The following persons are exempt from a LOC determination:

 

  1. Provisional Admissions - Persons entering an NF for a stay expected to be 30 days or less due to CARE exception listed in the KDOA FSM section noted above are also exempt from the LOC threshold requirement. A physicians statement documenting the anticipated length of stay is on file with the facility and must be included with the MS-2126. For these situations only, failure to meet the LOC threshold or failure to receive a CARE does not impact eligibility for reimbursement of services. However, coverage beyond day 30 cannot be approved unless the LOC threshold is met.    
     

  2. Persons exempt from a CARE because of previous residence in an NF are also exempt from an LOC determination unless the previous facility was located out of state or an LOC score has not previously been obtained.
     

  3. Emergency Admissions - The CARE assessment is delayed for admitted to an NF based on an emergency listed in the KDOA FSM section noted above. KDOA will report any emergency admission through the CARE Inquiry system or the ES-3164. Persons remaining in the facility beyond the length of the emergency admission must have a completed CARE for payment to continue. Failure to ultimately obtain the CARE does not impact payment eligibility for the emergency admission period.
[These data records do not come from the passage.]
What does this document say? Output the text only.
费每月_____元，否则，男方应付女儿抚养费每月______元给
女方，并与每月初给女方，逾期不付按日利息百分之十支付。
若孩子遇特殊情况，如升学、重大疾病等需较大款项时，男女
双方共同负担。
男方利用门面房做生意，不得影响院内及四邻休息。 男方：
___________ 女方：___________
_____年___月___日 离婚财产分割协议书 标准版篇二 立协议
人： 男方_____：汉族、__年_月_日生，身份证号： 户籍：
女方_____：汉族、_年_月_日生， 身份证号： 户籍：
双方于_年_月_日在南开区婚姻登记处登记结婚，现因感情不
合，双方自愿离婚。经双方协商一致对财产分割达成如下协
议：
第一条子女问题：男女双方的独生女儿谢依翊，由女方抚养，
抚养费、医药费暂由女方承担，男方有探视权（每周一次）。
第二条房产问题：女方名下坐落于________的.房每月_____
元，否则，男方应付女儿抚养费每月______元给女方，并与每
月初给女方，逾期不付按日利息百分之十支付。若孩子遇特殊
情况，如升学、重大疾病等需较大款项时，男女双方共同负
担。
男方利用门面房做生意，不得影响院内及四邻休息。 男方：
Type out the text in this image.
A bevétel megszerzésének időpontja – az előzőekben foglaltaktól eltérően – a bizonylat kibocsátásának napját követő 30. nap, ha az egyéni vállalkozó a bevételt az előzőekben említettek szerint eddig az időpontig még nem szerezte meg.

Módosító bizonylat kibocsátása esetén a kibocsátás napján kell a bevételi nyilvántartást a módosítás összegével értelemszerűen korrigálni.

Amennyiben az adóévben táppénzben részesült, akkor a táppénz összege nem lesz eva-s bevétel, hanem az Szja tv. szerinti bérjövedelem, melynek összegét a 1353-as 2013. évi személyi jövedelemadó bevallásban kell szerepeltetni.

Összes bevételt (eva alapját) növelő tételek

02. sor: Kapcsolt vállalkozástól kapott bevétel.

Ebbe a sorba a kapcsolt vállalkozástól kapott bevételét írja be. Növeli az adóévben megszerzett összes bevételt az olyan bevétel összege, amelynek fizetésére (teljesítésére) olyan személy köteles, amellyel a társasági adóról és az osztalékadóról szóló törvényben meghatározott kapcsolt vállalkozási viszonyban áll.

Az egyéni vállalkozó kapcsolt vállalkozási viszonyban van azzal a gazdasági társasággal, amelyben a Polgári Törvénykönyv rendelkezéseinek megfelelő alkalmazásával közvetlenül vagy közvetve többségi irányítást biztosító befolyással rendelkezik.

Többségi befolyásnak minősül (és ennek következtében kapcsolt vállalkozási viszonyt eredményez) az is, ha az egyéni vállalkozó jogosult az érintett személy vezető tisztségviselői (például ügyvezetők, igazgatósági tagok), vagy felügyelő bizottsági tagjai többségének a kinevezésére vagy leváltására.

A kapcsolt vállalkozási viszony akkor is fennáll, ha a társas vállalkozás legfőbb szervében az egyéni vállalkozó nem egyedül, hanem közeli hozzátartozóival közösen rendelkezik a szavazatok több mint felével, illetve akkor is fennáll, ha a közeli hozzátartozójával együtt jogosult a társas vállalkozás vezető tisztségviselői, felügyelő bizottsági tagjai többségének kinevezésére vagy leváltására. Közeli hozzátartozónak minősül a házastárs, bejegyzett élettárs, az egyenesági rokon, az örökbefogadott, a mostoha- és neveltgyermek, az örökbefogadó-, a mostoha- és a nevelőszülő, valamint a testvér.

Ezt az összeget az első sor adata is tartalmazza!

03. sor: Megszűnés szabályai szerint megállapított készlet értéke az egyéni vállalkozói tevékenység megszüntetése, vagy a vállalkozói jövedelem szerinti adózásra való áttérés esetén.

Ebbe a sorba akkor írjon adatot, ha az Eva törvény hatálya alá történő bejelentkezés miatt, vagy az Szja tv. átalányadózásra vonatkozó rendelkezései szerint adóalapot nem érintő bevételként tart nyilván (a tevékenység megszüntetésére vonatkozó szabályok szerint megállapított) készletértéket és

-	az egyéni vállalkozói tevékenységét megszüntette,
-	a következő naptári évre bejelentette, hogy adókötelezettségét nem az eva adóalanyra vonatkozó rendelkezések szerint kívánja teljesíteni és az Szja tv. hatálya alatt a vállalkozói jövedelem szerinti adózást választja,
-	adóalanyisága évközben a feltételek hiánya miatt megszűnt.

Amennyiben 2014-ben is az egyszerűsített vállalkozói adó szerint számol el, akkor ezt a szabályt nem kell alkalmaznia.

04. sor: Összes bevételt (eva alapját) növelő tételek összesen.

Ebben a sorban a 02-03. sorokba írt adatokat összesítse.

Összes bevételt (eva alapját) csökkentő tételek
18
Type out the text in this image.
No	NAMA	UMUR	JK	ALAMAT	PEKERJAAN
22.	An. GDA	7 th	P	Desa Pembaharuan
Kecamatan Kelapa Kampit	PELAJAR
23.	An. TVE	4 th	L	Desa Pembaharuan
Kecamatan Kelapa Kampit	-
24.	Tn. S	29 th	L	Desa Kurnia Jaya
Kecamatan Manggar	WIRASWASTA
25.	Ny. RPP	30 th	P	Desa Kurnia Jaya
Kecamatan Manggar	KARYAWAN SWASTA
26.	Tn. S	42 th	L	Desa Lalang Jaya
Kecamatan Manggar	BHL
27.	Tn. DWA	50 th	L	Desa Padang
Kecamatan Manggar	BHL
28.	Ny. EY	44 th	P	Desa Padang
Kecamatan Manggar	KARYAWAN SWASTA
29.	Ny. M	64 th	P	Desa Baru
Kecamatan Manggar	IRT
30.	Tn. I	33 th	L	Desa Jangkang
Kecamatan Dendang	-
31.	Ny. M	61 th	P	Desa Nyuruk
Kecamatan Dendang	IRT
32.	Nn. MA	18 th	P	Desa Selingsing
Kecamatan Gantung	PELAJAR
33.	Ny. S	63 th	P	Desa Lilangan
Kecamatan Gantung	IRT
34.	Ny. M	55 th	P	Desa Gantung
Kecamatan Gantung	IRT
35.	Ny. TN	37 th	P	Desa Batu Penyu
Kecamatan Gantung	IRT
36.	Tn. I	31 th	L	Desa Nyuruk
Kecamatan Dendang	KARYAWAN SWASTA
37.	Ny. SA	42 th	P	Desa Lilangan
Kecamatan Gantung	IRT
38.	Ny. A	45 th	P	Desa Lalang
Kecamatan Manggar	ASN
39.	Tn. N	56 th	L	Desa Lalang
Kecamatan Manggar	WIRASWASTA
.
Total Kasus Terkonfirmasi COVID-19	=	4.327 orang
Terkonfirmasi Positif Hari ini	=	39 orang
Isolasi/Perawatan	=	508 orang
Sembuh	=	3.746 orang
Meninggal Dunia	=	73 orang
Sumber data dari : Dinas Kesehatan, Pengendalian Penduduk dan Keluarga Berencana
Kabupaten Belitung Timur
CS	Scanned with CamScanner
This is true even if the individual does not meet LOC requirements.
     

  4. Individuals diagnosed with a terminal illness to qualify for hospice care and individuals in a coma or persistent vegetative state are exempt from CARE and therefore, exempt form an LOC determination. This exemption is based on a determination by KDOA.

 

If the client was assessed as appropriate for NF Level of CARE, the client may choose to receive NF care, HCBS or PACE (if available). If the individual chooses NF placements, financial eligibility shall be determined using procedures outlined in 8172.

 

If an individual residing in an NF does not meet the necessary criteria because a current CARE has not been completed or level of care is not met, financial eligibility is determined according to the procedures outlined in 8171.